Key Words: neural crest cells • lung • intrinsic innervation • neurons • RET signaling

CLINICAL RELEVANCE Top Abstract CLINICAL RELEVANCE MATERIALS AND METHODS RESULTS DISCUSSION References   We have shown that the development of intrinsic neural tissue in the human lung is derived from neural crest cells. This could lead to further investigations concerning neural crest–related defects in lung innervation that may be important in lung disease.

 
During embryogenesis, the lung buds arise by a process of evagination from a presumptive respiratory territory in the ventral wall of the primitive foregut.
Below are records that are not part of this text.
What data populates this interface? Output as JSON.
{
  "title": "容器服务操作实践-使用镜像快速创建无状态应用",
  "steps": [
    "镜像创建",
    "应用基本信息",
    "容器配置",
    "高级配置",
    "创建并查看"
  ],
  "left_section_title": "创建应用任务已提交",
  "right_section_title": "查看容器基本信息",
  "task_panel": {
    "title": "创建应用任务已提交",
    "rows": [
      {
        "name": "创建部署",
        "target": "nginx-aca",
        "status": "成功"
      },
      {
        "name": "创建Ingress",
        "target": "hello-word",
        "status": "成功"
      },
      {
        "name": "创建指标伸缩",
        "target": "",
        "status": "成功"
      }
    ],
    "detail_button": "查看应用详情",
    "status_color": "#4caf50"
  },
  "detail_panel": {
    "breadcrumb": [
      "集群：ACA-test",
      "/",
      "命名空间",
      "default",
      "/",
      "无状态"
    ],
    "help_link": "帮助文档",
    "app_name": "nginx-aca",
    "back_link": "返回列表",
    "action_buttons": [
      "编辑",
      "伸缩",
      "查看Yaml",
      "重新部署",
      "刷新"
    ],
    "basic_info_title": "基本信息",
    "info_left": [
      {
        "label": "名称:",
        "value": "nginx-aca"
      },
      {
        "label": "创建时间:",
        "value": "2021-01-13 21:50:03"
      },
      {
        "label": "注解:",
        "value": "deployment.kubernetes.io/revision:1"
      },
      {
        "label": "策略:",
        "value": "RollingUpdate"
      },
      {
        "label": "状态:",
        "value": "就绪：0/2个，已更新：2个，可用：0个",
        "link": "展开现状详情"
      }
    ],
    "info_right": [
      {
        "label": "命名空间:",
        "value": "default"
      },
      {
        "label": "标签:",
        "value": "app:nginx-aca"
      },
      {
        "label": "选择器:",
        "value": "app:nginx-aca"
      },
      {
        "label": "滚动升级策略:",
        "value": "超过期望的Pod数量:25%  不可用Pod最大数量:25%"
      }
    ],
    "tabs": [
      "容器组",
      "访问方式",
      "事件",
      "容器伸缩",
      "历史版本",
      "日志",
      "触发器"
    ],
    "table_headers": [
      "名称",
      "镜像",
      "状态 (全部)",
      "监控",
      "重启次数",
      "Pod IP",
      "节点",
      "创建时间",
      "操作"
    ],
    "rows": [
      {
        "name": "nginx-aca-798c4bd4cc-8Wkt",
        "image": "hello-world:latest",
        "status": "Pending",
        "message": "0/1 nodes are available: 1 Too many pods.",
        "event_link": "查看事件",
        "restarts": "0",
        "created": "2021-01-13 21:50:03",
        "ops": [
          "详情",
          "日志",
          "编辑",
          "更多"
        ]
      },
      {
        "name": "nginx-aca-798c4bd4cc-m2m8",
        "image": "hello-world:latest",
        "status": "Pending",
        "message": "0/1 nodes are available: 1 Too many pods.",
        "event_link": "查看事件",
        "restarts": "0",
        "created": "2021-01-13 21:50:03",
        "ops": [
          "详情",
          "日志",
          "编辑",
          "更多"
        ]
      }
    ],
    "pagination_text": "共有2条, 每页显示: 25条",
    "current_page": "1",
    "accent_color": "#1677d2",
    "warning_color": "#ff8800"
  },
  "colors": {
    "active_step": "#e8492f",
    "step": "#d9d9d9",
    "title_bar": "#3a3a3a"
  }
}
After initial bifurcation of the primordia, the entire bronchial tree and associated lung lobes are formed during a prolific branching period (1). From early in development (i.e., embryonic day [E] 11 in the mouse [2], Week 7.5–8 in humans [3]), the lung buds become invested with mesenchyme-derived airway smooth muscle (ASM) that encircles the epithelial buds and the bronchial tree (reviewed in Ref. 4). ASM rapidly becomes functionally active, exhibiting phasic contractions that persist throughout the prenatal period (5). This prenatal phasic activity is thought to play a role in the maturation of the lung by encouraging further myogenesis and lung growth (4–6).

Closely associated with the formation of ASM around the growing airways is the development of extensive networks of neural tissue in the form of ganglia, which contain neurons, glial cells, and nerve processes. Although the development of neural tissue in the lung has been documented in a range of species including chick (7), mouse (2), rabbit (8), pig (9), and human (3), its embryologic origin remained unclear for many years. Since the lung bud primordia undergo evagination and begin branching concomitant with the rostrocaudal migration of vagal neural crest cells (NCC) along the foregut to form the enteric nervous system (ENS) of the gastrointestinal tract (reviewed in Ref. 10), it was postulated that some of these NCC may also colonize the lung and subsequently form neurons (11). We recently confirmed this hypothesis using quail-chick interspecies grafting to fate map NCC. Experiments showed that neural tissue within the lung originates from vagal NCC and that these cells migrate from the foregut into the developing lung buds, where they differentiate into neurons and glia (7).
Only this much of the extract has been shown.